News And Events
Making Maths Fun
14 May 2025Here’s some ways to support tamariki of all ages to engage with, and become curious about, mathematics learning:
Infants
- Read books, tell stories and talk with infants. Many opportunities are provided to have fun with sounds and language – include action games, finger plays and songs that encourage oral language and mathematics.
- Have an environment rich in print and language.

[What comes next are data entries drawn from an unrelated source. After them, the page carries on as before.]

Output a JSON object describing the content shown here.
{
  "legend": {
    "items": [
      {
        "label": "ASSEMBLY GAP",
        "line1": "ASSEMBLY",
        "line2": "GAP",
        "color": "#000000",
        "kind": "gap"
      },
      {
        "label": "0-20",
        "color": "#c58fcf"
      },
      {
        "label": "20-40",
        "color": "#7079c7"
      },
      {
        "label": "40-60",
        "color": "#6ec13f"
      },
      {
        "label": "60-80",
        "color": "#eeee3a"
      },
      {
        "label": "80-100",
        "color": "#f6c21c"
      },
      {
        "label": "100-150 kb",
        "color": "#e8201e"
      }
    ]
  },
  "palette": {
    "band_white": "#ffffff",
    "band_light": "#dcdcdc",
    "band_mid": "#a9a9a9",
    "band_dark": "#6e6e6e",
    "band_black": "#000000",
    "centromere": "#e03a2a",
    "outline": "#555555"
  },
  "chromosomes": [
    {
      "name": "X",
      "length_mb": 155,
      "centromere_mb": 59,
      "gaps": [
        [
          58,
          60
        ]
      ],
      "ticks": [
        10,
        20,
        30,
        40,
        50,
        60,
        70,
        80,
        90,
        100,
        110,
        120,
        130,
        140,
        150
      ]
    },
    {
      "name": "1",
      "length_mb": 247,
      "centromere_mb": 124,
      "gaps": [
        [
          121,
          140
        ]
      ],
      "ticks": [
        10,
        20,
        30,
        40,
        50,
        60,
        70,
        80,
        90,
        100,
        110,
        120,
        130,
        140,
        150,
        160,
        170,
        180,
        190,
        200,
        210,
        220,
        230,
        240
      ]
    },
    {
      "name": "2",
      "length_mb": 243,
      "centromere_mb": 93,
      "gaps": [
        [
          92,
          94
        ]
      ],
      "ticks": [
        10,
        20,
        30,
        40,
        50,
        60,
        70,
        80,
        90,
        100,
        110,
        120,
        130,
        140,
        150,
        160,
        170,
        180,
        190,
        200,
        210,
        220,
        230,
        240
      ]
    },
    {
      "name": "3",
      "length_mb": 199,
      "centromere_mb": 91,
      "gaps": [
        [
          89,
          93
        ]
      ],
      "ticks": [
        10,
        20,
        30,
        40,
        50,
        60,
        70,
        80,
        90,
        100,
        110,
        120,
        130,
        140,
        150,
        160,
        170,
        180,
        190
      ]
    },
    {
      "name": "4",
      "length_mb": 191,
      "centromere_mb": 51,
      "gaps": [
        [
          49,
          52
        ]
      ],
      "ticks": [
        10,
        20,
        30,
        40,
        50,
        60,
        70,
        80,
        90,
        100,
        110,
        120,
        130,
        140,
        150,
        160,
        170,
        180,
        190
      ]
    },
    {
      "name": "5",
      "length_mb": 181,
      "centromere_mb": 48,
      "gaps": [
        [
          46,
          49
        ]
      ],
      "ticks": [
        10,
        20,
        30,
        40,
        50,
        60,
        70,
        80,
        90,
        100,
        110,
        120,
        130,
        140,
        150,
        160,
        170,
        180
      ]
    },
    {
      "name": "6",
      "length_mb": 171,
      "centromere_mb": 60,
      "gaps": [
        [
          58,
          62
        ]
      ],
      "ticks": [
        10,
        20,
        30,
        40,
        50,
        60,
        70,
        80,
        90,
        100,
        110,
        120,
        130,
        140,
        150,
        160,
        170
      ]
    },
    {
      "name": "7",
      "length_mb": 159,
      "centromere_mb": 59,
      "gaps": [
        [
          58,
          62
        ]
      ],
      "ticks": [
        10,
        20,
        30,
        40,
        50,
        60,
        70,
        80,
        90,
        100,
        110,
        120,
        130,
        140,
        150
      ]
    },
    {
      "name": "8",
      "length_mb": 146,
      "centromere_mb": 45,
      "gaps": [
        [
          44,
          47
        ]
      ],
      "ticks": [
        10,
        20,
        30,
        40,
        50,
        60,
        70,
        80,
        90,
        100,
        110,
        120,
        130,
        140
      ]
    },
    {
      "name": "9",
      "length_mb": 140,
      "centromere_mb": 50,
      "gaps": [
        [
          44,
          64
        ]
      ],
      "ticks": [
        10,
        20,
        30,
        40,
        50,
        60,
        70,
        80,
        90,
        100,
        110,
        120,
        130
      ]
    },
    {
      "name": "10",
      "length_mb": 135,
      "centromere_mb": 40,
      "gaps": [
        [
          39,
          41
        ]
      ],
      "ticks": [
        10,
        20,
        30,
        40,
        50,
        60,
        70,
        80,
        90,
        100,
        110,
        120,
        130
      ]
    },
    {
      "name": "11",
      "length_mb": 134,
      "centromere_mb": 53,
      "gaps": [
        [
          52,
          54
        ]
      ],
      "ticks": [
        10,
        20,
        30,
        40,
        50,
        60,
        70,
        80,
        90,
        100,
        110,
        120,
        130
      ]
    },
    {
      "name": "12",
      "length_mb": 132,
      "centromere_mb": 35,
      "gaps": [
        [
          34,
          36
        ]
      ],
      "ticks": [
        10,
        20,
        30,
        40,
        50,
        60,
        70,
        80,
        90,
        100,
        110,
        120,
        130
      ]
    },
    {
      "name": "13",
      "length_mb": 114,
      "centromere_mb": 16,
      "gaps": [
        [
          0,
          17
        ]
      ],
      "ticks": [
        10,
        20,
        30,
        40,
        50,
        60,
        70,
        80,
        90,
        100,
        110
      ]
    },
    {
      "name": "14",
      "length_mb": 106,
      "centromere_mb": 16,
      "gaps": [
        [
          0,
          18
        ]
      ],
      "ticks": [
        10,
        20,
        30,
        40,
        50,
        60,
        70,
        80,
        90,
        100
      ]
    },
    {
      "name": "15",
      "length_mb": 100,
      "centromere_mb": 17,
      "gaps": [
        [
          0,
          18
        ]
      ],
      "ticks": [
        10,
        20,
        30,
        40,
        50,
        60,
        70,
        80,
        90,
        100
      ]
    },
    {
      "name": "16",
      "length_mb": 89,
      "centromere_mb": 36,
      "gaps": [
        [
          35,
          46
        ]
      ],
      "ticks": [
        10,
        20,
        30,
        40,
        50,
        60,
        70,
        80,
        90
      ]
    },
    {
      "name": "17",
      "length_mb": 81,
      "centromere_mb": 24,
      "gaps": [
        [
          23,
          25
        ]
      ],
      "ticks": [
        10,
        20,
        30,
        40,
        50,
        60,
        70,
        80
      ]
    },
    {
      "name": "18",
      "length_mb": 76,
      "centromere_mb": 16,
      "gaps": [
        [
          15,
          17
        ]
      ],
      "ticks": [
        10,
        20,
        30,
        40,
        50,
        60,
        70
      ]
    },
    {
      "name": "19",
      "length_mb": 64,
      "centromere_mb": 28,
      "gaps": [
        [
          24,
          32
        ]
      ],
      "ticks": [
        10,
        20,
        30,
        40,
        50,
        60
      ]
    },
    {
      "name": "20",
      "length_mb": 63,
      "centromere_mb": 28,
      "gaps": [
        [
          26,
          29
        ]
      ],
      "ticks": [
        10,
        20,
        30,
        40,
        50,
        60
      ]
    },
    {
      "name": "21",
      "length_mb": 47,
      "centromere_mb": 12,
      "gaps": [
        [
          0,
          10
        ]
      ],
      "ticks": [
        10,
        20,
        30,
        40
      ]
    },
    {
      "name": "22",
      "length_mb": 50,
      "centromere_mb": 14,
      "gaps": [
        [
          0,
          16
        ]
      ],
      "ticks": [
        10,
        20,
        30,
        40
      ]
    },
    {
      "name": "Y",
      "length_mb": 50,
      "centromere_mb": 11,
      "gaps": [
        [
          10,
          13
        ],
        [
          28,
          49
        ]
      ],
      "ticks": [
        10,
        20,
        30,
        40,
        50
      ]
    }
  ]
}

Posters, pictures and books with numbers, shapes, patterns and concepts such as ‘more’ and ‘less’, ‘big’ and ‘small’.
- A language-rich environment includes languages other than the infant’s first language.
- Provide resources, including natural resources, in a variety of colours, textures, shapes and sizes to experiment with and explore freely.
- Infants experience patterns and sounds in the natural environment, such as leaves in sunlight or the sound of rain, so consider the environment to provide these experiences.
- Provide open-ended and sensory-rich resources for infants to explore, such as heuristic baskets.
Toddlers
- Extend toddlers’ oral language by encouraging the use of their first language, modelling new words and phrases, playing word/number games, and sharing a widening range of books, songs, poems and chants.
- Encourage mark making and drawing and an awareness of symbols, using medium such as chalk, crayons, and paint.
- Provide many opportunities for toddlers to play games and use a range of sensory resources that feature different numbers, symbols, shapes, sizes and colours.
- Enable toddlers to experiment with real tools and materials and use natural materials in their outdoor and indoor play.
- Provide opportunities for music and movement, including participation in dance and learning skills with musical instruments, count to the beat, create a dance sequence, etc.
- Set up the environment so toddlers have access to open space that supports their interest in mobility and associated play interests, such as transporting materials.
- Support toddlers’ vocabulary, initiate questions and encourage curiosity and the development of working theories.
- Provide opportunities for toddlers to collect, sort and organise objects and materials in a variety of ways and to develop a sense of order, for example, by grouping similar materials or putting things into their right place. Encourage them to actively and creatively explore shapes, colours, textures and patterns.
Young Children
- Provide opportunities for young children to learn numeric symbols and to use mathematical concepts and processes, such as volume, quantity, measurement, classifying, matching and pattern recognition.
- Provide a wide variety of materials and technologies, such as clay, fabric, fibre, paper, pencils, props for imaginative play, brushes, rollers, stamp pads, scissors, calculators, digital devices, musical instruments, sticky tape, glue and carpentry tools.
- Have regular opportunities for group activities in art, music and movement.
- Provide an environment where children’s curiosity is fostered and their capacity for sustained interests is extended. Suitable books, pictures, posters and maps are available for them to refer to.
- Encourage children to notice, describe and create patterns, for example, in painting and construction.
- Enable children to explore how things move and how they can be moved by, for example, blowing, throwing, pushing, pulling, rolling, swinging and sinking. Ensure children have access to technology that enables them to explore movement, for example, wheels, pulleys, magnets and swings.
- Provide opportunities for children to develop spatial understandings by fitting things together and taking things apart, rearranging and reshaping objects and materials, seeing things from different spatial viewpoints and using a magnifying glass.